Sunday, May 29, 2016

Poem: Fountain


If you fill an empthy bottle, it is prone to overflow
It can hold no greater quantity than it was made to hold
But the ocean, though it's always full, is ever being filled
It cannot rise above itself, not even if it willed

If you turn a full glass over, it will drain until it's dry
but a fountain, ever spilling, loses nothing by and by
It will flow and pour continually, and never lose a drop
But the drinking glass, designed to bear, will flow until it stops

Is the ocean now deficient 'cause it cannot be increased?
Is it lesser than all other bodies: rivers, lakes and seas?
Or is the very nature of its greatness, to be sure
in that it is the source of ALL the water, and no more?

Further,
Is a fountain failing to be prudent with its store
if it always runneth over -- will it soon be there no more?
Is there something wrong about it if it doesn't keep a lid
on its oh so precious contents, and let it thus be hid?

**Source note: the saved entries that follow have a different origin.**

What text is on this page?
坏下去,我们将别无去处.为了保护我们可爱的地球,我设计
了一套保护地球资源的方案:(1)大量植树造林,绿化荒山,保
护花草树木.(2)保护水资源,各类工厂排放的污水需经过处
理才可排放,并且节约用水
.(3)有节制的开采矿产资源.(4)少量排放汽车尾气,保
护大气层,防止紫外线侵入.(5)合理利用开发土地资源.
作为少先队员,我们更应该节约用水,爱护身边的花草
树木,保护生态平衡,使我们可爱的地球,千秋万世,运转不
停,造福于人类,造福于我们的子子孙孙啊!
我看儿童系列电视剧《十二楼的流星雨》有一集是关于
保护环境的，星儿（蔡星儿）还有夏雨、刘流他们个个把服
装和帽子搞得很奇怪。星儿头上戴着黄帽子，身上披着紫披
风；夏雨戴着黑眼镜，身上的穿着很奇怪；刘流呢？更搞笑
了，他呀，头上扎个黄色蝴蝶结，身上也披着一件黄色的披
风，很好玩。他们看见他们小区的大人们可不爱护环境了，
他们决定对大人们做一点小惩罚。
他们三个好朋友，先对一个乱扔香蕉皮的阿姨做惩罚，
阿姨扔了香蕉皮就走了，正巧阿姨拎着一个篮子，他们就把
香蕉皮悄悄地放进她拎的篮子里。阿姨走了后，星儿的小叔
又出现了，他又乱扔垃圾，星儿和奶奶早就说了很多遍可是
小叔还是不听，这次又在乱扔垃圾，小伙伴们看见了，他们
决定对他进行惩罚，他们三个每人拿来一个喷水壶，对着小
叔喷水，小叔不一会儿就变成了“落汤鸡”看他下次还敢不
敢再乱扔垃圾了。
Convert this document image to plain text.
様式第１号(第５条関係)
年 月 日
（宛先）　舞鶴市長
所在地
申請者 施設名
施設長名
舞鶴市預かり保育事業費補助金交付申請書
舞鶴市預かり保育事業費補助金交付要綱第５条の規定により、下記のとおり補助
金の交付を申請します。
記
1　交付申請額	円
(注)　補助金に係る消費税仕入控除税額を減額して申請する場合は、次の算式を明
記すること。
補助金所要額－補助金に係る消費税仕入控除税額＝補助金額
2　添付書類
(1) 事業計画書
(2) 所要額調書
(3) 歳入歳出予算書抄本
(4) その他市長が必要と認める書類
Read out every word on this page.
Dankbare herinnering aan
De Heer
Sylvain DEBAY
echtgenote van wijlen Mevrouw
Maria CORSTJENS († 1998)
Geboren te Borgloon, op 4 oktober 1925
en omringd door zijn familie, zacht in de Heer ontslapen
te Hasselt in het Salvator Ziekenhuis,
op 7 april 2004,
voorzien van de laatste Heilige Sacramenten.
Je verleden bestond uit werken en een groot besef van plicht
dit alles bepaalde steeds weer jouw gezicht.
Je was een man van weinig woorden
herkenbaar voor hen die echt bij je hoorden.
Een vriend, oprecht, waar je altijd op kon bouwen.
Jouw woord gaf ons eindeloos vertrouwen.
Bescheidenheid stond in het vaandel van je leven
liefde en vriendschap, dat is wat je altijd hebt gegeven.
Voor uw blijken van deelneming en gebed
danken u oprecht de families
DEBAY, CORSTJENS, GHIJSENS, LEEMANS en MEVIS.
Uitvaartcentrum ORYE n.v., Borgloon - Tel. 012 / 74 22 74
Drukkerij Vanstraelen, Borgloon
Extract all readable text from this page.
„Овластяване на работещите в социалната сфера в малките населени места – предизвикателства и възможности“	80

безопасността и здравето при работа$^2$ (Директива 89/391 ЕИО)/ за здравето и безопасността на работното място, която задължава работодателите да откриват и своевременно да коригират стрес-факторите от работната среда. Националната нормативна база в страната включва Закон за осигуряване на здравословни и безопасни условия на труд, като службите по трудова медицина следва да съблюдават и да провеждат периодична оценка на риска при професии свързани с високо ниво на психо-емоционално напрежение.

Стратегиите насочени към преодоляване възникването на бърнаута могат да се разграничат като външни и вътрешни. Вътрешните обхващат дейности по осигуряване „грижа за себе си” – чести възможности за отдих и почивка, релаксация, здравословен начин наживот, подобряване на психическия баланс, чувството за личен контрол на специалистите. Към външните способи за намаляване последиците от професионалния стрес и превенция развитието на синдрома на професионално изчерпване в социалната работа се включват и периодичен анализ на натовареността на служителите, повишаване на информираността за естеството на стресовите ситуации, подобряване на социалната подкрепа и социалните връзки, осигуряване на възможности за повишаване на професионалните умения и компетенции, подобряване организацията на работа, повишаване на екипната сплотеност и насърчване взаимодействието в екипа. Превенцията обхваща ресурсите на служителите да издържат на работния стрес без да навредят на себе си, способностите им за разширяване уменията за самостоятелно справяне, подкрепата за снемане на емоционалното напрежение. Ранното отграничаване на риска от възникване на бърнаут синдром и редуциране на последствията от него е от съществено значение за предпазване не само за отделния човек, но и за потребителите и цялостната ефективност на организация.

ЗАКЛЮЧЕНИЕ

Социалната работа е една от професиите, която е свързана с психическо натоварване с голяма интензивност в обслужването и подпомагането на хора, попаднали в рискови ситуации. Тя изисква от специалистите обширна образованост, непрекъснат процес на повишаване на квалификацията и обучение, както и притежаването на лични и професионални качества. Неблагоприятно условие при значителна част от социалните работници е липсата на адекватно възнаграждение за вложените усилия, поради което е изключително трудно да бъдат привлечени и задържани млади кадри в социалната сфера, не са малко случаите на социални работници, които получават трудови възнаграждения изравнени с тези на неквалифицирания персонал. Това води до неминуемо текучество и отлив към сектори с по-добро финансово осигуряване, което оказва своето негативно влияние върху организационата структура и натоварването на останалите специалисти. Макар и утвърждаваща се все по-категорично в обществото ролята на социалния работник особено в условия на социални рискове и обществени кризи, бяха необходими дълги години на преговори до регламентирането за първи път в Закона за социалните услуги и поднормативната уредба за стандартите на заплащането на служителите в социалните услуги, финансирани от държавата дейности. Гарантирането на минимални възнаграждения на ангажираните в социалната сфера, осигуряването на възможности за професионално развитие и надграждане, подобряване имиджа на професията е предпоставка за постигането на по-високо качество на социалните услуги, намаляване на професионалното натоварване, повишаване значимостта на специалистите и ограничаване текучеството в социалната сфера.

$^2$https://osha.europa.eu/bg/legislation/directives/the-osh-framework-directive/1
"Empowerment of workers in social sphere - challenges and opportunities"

If you think so, then, you have no clue, the purpose of a fountain
is not to stay immobile, like tranquil, distant mountains
The essence of its beauty is to always overflow
which could never be accomplished if the current were to slow

Fountains don't run dry, because the water that they spill
returns at once, and purposes the fountain to refill
Fountains fill and empty all at once in the same motion
So are they therefore any more deficient than the ocean?

God is always loving us and giving us Himself
Consider, then, the fountain, and let us now dispel
the myth that says that giving implies loss of what you give
God did not begin to die because He made us live
He doesn't grow more hateful as He showers us with love
More of Him on earth does not make less of Him above

Everything is from Him, and it ultimately does
return, because it's for Him, too, and that's including us
We cannot hope to weaken Him, or strengthen Him, at that --
He's perfectly self-sufficient, and that's the simple fact.




Inspiration for this poem:
"[God’s pleasure] is a pleasure in diffusing and communicating to, than in receiving from, the creature. Surely, it is no argument of indigence in God that he is inclined to communicate of his infinite fullness. It is no argument of the emptiness or deficiency of a fountain, that it is inclined to overflow."